Generally speaking, a triangle pattern is formed on a chart when an analyst is able to draw two converging lines that form a wedge, or open-ended triangular, shape. These lines trace over the peaks and valleys of market fluctuations, ranging anywhere from a few weeks to several months in duration. Once the triangle pattern is fully formed, the trend line for the stock or commodity will “escape” the triangle, either in an upward or downward direction. The point which the trend line crosses one of the sides of the triangle is called the “breakout.” The direction in which the breakout is headed defines the overall trend for the commodity.
That's the overview. With that in mind, let's check out the three different types of triangle patterns, with illustrations and explanations for each.
The illustration above shows a Descending Triangle pattern. The lower line defining the triangle is horizontal, whereas the upper line is a downward left-to-right diagonal one. The peaks and valleys of fluctuation in a descending triangle pattern define a testing of the market that presages a downward trend; sure enough, when the breakout point occurs, the price of the currency will drop. As a result, a descending triangle pattern defines a “bear,” or downward-trending market. The fluctuations in the trend line indicate lower demand for the currency over a period of time, with a resultant fall in value.
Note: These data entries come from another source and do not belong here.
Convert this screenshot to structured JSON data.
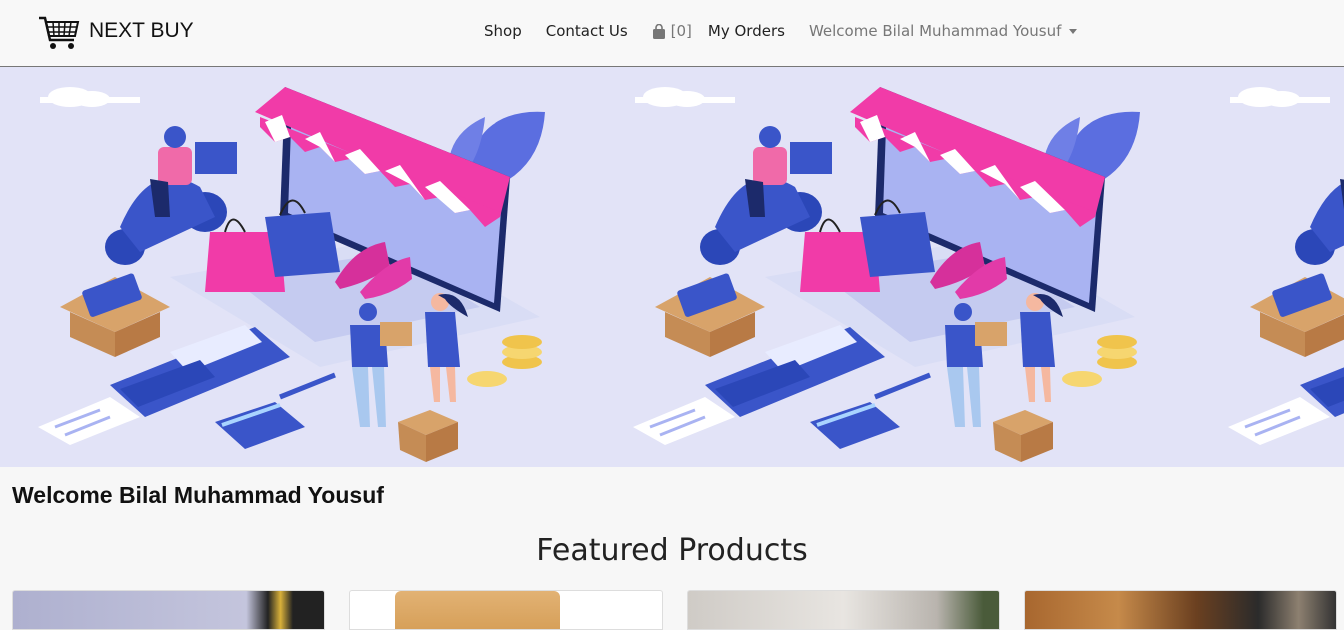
{
  "brand": {
    "name": "NEXT BUY",
    "icon": "shopping-cart-icon"
  },
  "nav": {
    "shop": "Shop",
    "contact": "Contact Us",
    "cart_count": "[0]",
    "cart_icon": "shopping-bag-icon",
    "orders": "My Orders",
    "user_menu": "Welcome Bilal Muhammad Yousuf"
  },
  "main": {
    "welcome": "Welcome Bilal Muhammad Yousuf",
    "featured_title": "Featured Products"
  },
  "colors": {
    "hero_bg": "#e2e3f7",
    "accent_pink": "#f13ba8",
    "accent_blue": "#3a55c9"
  }
}
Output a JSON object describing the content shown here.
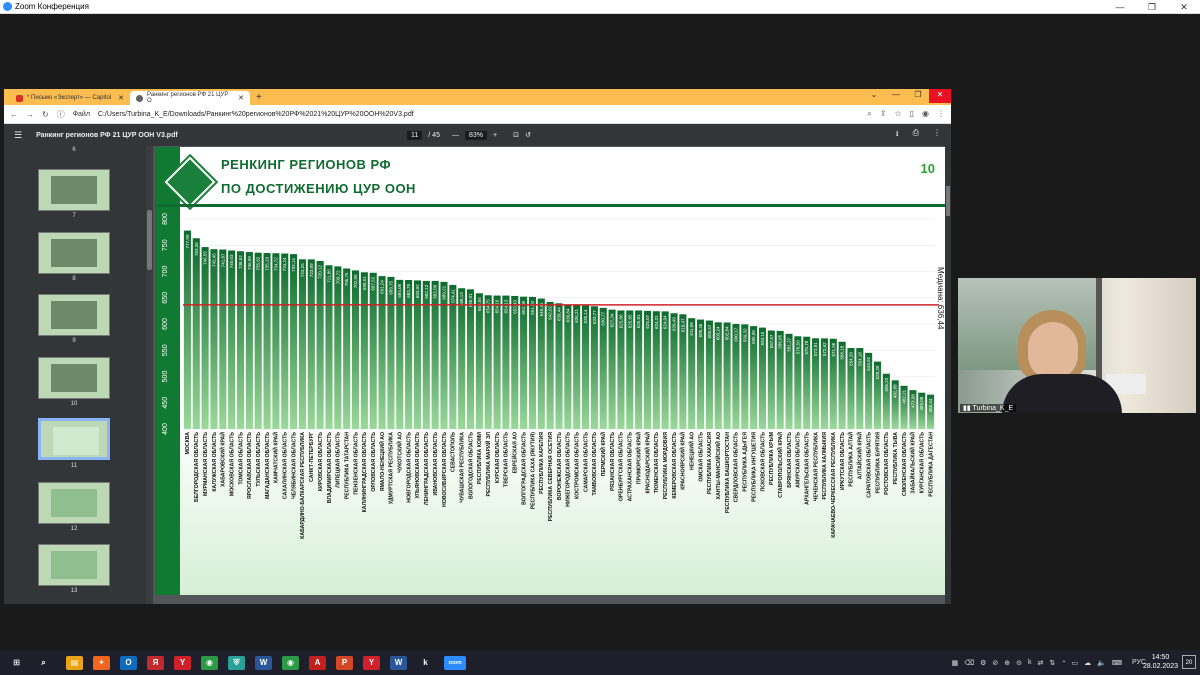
{
  "zoom_window": {
    "title": "Zoom Конференция",
    "min": "—",
    "max": "❐",
    "close": "✕"
  },
  "browser": {
    "tabs": [
      {
        "label": "* Письмо «Эксперт» — Capitol",
        "active": false,
        "color": "#d93025"
      },
      {
        "label": "Ранкинг регионов РФ 21 ЦУР О",
        "active": true,
        "color": "#5f6368"
      }
    ],
    "new_tab": "+",
    "address": {
      "scheme": "Файл",
      "url": "C:/Users/Turbina_K_E/Downloads/Ранкинг%20регионов%20РФ%2021%20ЦУР%20ООН%20V3.pdf"
    }
  },
  "pdf_toolbar": {
    "menu": "☰",
    "filename": "Ранкинг регионов РФ 21 ЦУР ООН V3.pdf",
    "page_current": "11",
    "page_total": "/ 45",
    "zoom_out": "—",
    "zoom": "83%",
    "zoom_in": "+",
    "download": "⭳",
    "print": "⎙",
    "more": "⋮"
  },
  "thumbnails": [
    {
      "label": "6",
      "top": true
    },
    {
      "label": "7"
    },
    {
      "label": "8"
    },
    {
      "label": "9"
    },
    {
      "label": "10"
    },
    {
      "label": "11",
      "active": true
    },
    {
      "label": "12"
    },
    {
      "label": "13"
    }
  ],
  "page": {
    "title_line1": "РЕНКИНГ РЕГИОНОВ РФ",
    "title_line2": "ПО ДОСТИЖЕНИЮ ЦУР ООН",
    "page_number": "10",
    "median_label": "Медиана: 636,44"
  },
  "chart_data": {
    "type": "bar",
    "ylim": [
      400,
      800
    ],
    "yticks": [
      400,
      450,
      500,
      550,
      600,
      650,
      700,
      750,
      800
    ],
    "median": 636.44,
    "colors": {
      "bar_top": "#0d6b2c",
      "bar_bottom": "#9ad99a",
      "median": "#d0202a"
    },
    "categories": [
      "МОСКВА",
      "БЕЛГОРОДСКАЯ ОБЛАСТЬ",
      "МУРМАНСКАЯ ОБЛАСТЬ",
      "КАЛУЖСКАЯ ОБЛАСТЬ",
      "ХАБАРОВСКИЙ КРАЙ",
      "МОСКОВСКАЯ ОБЛАСТЬ",
      "ТОМСКАЯ ОБЛАСТЬ",
      "ЯРОСЛАВСКАЯ ОБЛАСТЬ",
      "ТУЛЬСКАЯ ОБЛАСТЬ",
      "МАГАДАНСКАЯ ОБЛАСТЬ",
      "КАМЧАТСКИЙ КРАЙ",
      "САХАЛИНСКАЯ ОБЛАСТЬ",
      "ЧЕЛЯБИНСКАЯ ОБЛАСТЬ",
      "КАБАРДИНО-БАЛКАРСКАЯ РЕСПУБЛИКА",
      "САНКТ-ПЕТЕРБУРГ",
      "КИРОВСКАЯ ОБЛАСТЬ",
      "ВЛАДИМИРСКАЯ ОБЛАСТЬ",
      "ЛИПЕЦКАЯ ОБЛАСТЬ",
      "РЕСПУБЛИКА ТАТАРСТАН",
      "ПЕНЗЕНСКАЯ ОБЛАСТЬ",
      "КАЛИНИНГРАДСКАЯ ОБЛАСТЬ",
      "ОРЛОВСКАЯ ОБЛАСТЬ",
      "ЯМАЛО-НЕНЕЦКИЙ АО",
      "УДМУРТСКАЯ РЕСПУБЛИКА",
      "ЧУКОТСКИЙ АО",
      "НОВГОРОДСКАЯ ОБЛАСТЬ",
      "УЛЬЯНОВСКАЯ ОБЛАСТЬ",
      "ЛЕНИНГРАДСКАЯ ОБЛАСТЬ",
      "ИВАНОВСКАЯ ОБЛАСТЬ",
      "НОВОСИБИРСКАЯ ОБЛАСТЬ",
      "СЕВАСТОПОЛЬ",
      "ЧУВАШСКАЯ РЕСПУБЛИКА",
      "ВОЛОГОДСКАЯ ОБЛАСТЬ",
      "РЕСПУБЛИКА КОМИ",
      "РЕСПУБЛИКА МАРИЙ ЭЛ",
      "КУРСКАЯ ОБЛАСТЬ",
      "ТВЕРСКАЯ ОБЛАСТЬ",
      "ЕВРЕЙСКАЯ АО",
      "ВОЛГОГРАДСКАЯ ОБЛАСТЬ",
      "РЕСПУБЛИКА САХА (ЯКУТИЯ)",
      "РЕСПУБЛИКА КАРЕЛИЯ",
      "РЕСПУБЛИКА СЕВЕРНАЯ ОСЕТИЯ",
      "ВОРОНЕЖСКАЯ ОБЛАСТЬ",
      "НИЖЕГОРОДСКАЯ ОБЛАСТЬ",
      "КОСТРОМСКАЯ ОБЛАСТЬ",
      "САМАРСКАЯ ОБЛАСТЬ",
      "ТАМБОВСКАЯ ОБЛАСТЬ",
      "ПЕРМСКИЙ КРАЙ",
      "РЯЗАНСКАЯ ОБЛАСТЬ",
      "ОРЕНБУРГСКАЯ ОБЛАСТЬ",
      "АСТРАХАНСКАЯ ОБЛАСТЬ",
      "ПРИМОРСКИЙ КРАЙ",
      "КРАСНОДАРСКИЙ КРАЙ",
      "ТЮМЕНСКАЯ ОБЛАСТЬ",
      "РЕСПУБЛИКА МОРДОВИЯ",
      "КЕМЕРОВСКАЯ ОБЛАСТЬ",
      "КРАСНОЯРСКИЙ КРАЙ",
      "НЕНЕЦКИЙ АО",
      "ОМСКАЯ ОБЛАСТЬ",
      "РЕСПУБЛИКА ХАКАСИЯ",
      "ХАНТЫ-МАНСИЙСКИЙ АО",
      "РЕСПУБЛИКА БАШКОРТОСТАН",
      "СВЕРДЛОВСКАЯ ОБЛАСТЬ",
      "РЕСПУБЛИКА АДЫГЕЯ",
      "РЕСПУБЛИКА ИНГУШЕТИЯ",
      "ПСКОВСКАЯ ОБЛАСТЬ",
      "РЕСПУБЛИКА КРЫМ",
      "СТАВРОПОЛЬСКИЙ КРАЙ",
      "БРЯНСКАЯ ОБЛАСТЬ",
      "АМУРСКАЯ ОБЛАСТЬ",
      "АРХАНГЕЛЬСКАЯ ОБЛАСТЬ",
      "ЧЕЧЕНСКАЯ РЕСПУБЛИКА",
      "РЕСПУБЛИКА КАЛМЫКИЯ",
      "КАРАЧАЕВО-ЧЕРКЕССКАЯ РЕСПУБЛИКА",
      "ИРКУТСКАЯ ОБЛАСТЬ",
      "РЕСПУБЛИКА АЛТАЙ",
      "АЛТАЙСКИЙ КРАЙ",
      "САРАТОВСКАЯ ОБЛАСТЬ",
      "РЕСПУБЛИКА БУРЯТИЯ",
      "РОСТОВСКАЯ ОБЛАСТЬ",
      "РЕСПУБЛИКА ТЫВА",
      "СМОЛЕНСКАЯ ОБЛАСТЬ",
      "ЗАБАЙКАЛЬСКИЙ КРАЙ",
      "КУРГАНСКАЯ ОБЛАСТЬ",
      "РЕСПУБЛИКА ДАГЕСТАН"
    ],
    "values": [
      777.99,
      763.36,
      746.55,
      742.45,
      741.87,
      740.03,
      738.52,
      736.99,
      735.82,
      735.19,
      734.72,
      734.24,
      733.14,
      723.25,
      723.09,
      720.12,
      711.86,
      709.72,
      705.75,
      702.06,
      698.51,
      697.52,
      691.24,
      689.75,
      684.06,
      683.78,
      683.02,
      682.13,
      682.08,
      680.21,
      674.41,
      668.13,
      666.01,
      658.55,
      654.75,
      654.16,
      654.13,
      653.43,
      652.05,
      651.5,
      648.45,
      642.02,
      639.44,
      636.84,
      636.21,
      635.14,
      633.77,
      630.77,
      627.34,
      625.86,
      625.85,
      625.81,
      625.07,
      624.31,
      624.04,
      620.49,
      618.47,
      611.08,
      608.46,
      606.57,
      603.24,
      602.84,
      600.17,
      599.32,
      595.96,
      593.15,
      587.57,
      586.85,
      581.27,
      576.58,
      575.78,
      572.81,
      572.62,
      571.96,
      566.18,
      554.2,
      554.18,
      544.92,
      528.39,
      505.22,
      492.68,
      482.21,
      473.98,
      469.08,
      465.44
    ]
  },
  "video": {
    "name": "Turbina_K_E"
  },
  "taskbar": {
    "apps": [
      {
        "label": "⊞",
        "color": "transparent"
      },
      {
        "label": "⌕",
        "color": "transparent"
      },
      {
        "label": "▤",
        "color": "#e8a317"
      },
      {
        "label": "✦",
        "color": "#f0661f"
      },
      {
        "label": "O",
        "color": "#0f6cbd"
      },
      {
        "label": "Я",
        "color": "#c2292e"
      },
      {
        "label": "Y",
        "color": "#d0202a"
      },
      {
        "label": "◉",
        "color": "#2b9a46"
      },
      {
        "label": "⛨",
        "color": "#2aa198"
      },
      {
        "label": "W",
        "color": "#2b579a"
      },
      {
        "label": "◉",
        "color": "#2b9a46"
      },
      {
        "label": "A",
        "color": "#c21f1f"
      },
      {
        "label": "P",
        "color": "#d24726"
      },
      {
        "label": "Y",
        "color": "#d0202a"
      },
      {
        "label": "W",
        "color": "#2b579a"
      },
      {
        "label": "k",
        "color": "transparent"
      },
      {
        "label": "zoom",
        "color": "#2d8cff"
      }
    ],
    "tray": [
      "▦",
      "⌫",
      "⚙",
      "⊘",
      "⊕",
      "⊝",
      "k",
      "⇄",
      "⇅",
      "◔",
      "▭",
      "☁",
      "🔈",
      "⌨"
    ],
    "lang": "РУС",
    "time": "14:50",
    "date": "28.02.2023",
    "notif": "20"
  }
}
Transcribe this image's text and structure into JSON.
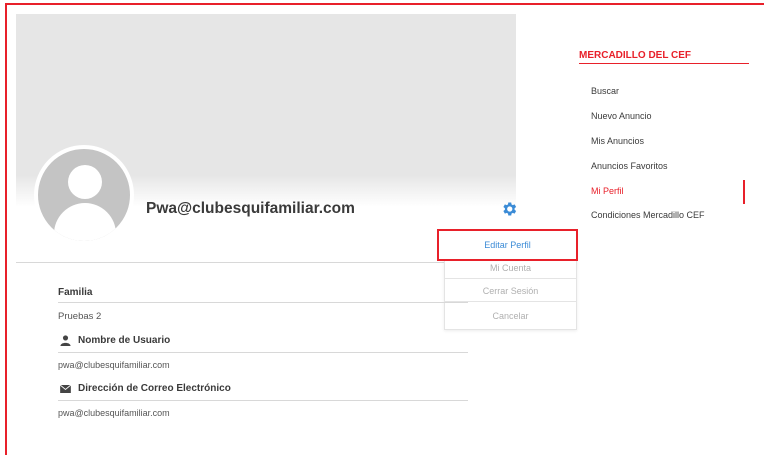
{
  "profile": {
    "username": "Pwa@clubesquifamiliar.com",
    "group_label": "Familia",
    "group_value": "Pruebas 2",
    "user_name_label": "Nombre de Usuario",
    "user_name_value": "pwa@clubesquifamiliar.com",
    "email_label": "Dirección de Correo Electrónico",
    "email_value": "pwa@clubesquifamiliar.com"
  },
  "menu": {
    "edit_profile": "Editar Perfil",
    "my_account": "Mi Cuenta",
    "logout": "Cerrar Sesión",
    "cancel": "Cancelar"
  },
  "sidebar": {
    "title": "MERCADILLO DEL CEF",
    "items": [
      {
        "label": "Buscar"
      },
      {
        "label": "Nuevo Anuncio"
      },
      {
        "label": "Mis Anuncios"
      },
      {
        "label": "Anuncios Favoritos"
      },
      {
        "label": "Mi Perfil",
        "active": true
      },
      {
        "label": "Condiciones Mercadillo CEF"
      }
    ]
  },
  "colors": {
    "accent": "#e8202a",
    "link": "#3b8bd6",
    "gear": "#3b8bd6"
  },
  "icons": {
    "settings": "gear-icon",
    "user": "user-icon",
    "mail": "envelope-icon",
    "avatar": "avatar-placeholder"
  }
}
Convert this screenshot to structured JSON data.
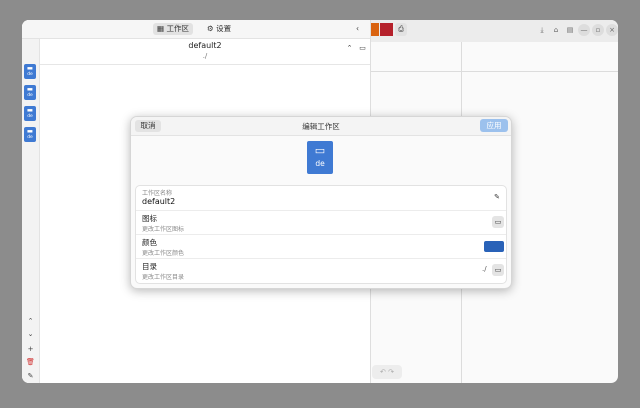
{
  "sidebar": {
    "tabs": [
      {
        "label": "工作区",
        "icon": "workspace-icon"
      },
      {
        "label": "设置",
        "icon": "gear-icon"
      }
    ],
    "collapse_icon": "‹",
    "workspaces_count": 4,
    "strip_buttons": [
      {
        "name": "move-up-button",
        "glyph": "⌃"
      },
      {
        "name": "move-down-button",
        "glyph": "⌄"
      },
      {
        "name": "add-workspace-button",
        "glyph": "+"
      },
      {
        "name": "delete-workspace-button",
        "glyph": "🗑"
      },
      {
        "name": "edit-workspace-button",
        "glyph": "✎"
      }
    ],
    "sheet": {
      "title": "default2",
      "path": "./"
    }
  },
  "background_window": {
    "title_icons": [
      "⤓",
      "⌂",
      "▤",
      "—",
      "▫",
      "×"
    ],
    "swatch_colors": [
      "#d9620f",
      "#b5212b"
    ],
    "undo_redo": "↶ ↷"
  },
  "dialog": {
    "cancel_label": "取消",
    "title": "编辑工作区",
    "apply_label": "应用",
    "preview_label": "de",
    "name_field": {
      "label": "工作区名称",
      "value": "default2"
    },
    "icon_row": {
      "label": "图标",
      "sub": "更改工作区图标"
    },
    "color_row": {
      "label": "颜色",
      "sub": "更改工作区颜色",
      "color": "#2962b8"
    },
    "dir_row": {
      "label": "目录",
      "sub": "更改工作区目录",
      "value": "./"
    }
  }
}
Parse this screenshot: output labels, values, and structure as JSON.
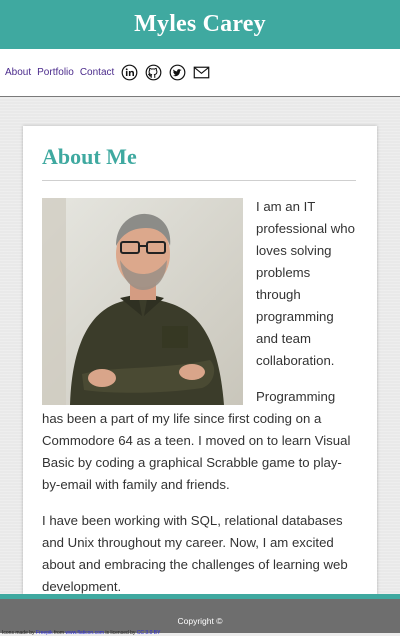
{
  "header": {
    "title": "Myles Carey"
  },
  "nav": {
    "links": [
      "About",
      "Portfolio",
      "Contact"
    ],
    "icons": [
      "linkedin-icon",
      "github-icon",
      "twitter-icon",
      "mail-icon"
    ]
  },
  "about": {
    "heading": "About Me",
    "paragraphs": [
      "I am an IT professional who loves solving problems through programming and team collaboration.",
      "Programming has been a part of my life since first coding on a Commodore 64 as a teen.  I moved on to learn Visual Basic by coding a graphical Scrabble game to play-by-email with family and friends.",
      "I have been working with SQL, relational databases and Unix throughout my career.  Now, I am excited about and embracing the challenges of learning web development."
    ]
  },
  "footer": {
    "copyright": "Copyright ©",
    "credit_prefix": "Icons made by",
    "credit_author": "Freepik",
    "credit_from": "from",
    "credit_site": "www.flaticon.com",
    "credit_licensed": "is licensed by",
    "credit_license": "CC 3.0 BY"
  },
  "colors": {
    "accent": "#3fa9a0",
    "nav_link": "#4b2b8c",
    "footer": "#6e6e6e"
  }
}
Some investors like to buy after a descending triangle pattern has formed, since the price is lower.
This illustration is a presentation of an Ascending Triangle pattern. It represents the investor market testing that precedes an upward-trending, or “bull,” market. It's the opposite of a descending triangle pattern, with the horizontal line forming the upper edge of the triangle, and an upward-sloping left-to-right diagonal line forming the bottom edge. The breakout point in an ascending triangle pattern goes through the top of the triangle, indicating an upward trend in investor demand and price; some savvy investors like to sell shares at this point, while the price is high and potentially more profitable.
The Symmetrical Triangle pattern—shown above—differs from the descending and ascending patterns in that both lines forming the triangle are angled, as opposed to one of them being horizontal. Like the other two types, this pattern precedes a sharp change in price; unlike them, the symmetrical triangle pattern is more difficult to predict. The breakout following one of these triangles can be in either an upward or downward direction; as a result, it could represent either a bull or bear market. It's wise to adapt a wait-and-see attitude when you see a symmetrical triangle pattern forming—at least until the direction of the breakout is clear.
The horizontal lines in both ascending and descending triangle patterns are called “support lines.” These represent a market value through which the currency is unable to rise above, or fall below, during the period of time represented by the triangle. When the breakout point crosses the support line, the triangle pattern is considered completely formed. In the case of a symmetrical triangle pattern, the support line is unknown until the breakout occurs.
As the illustrations above show, all triangle patterns represent steadily-decreasing fluctuations in market value. In the case of ascending and descending triangles, an investor with a sharp eye can see them forming and can make investing decisions ahead of time, depending on the trend the pattern indicates. Again, the only caveat is the symmetrical triangle pattern, which could go either way. Over time, you'll be able to identify triangle patterns on currency value charts, and take appropriate action according to your investment plans.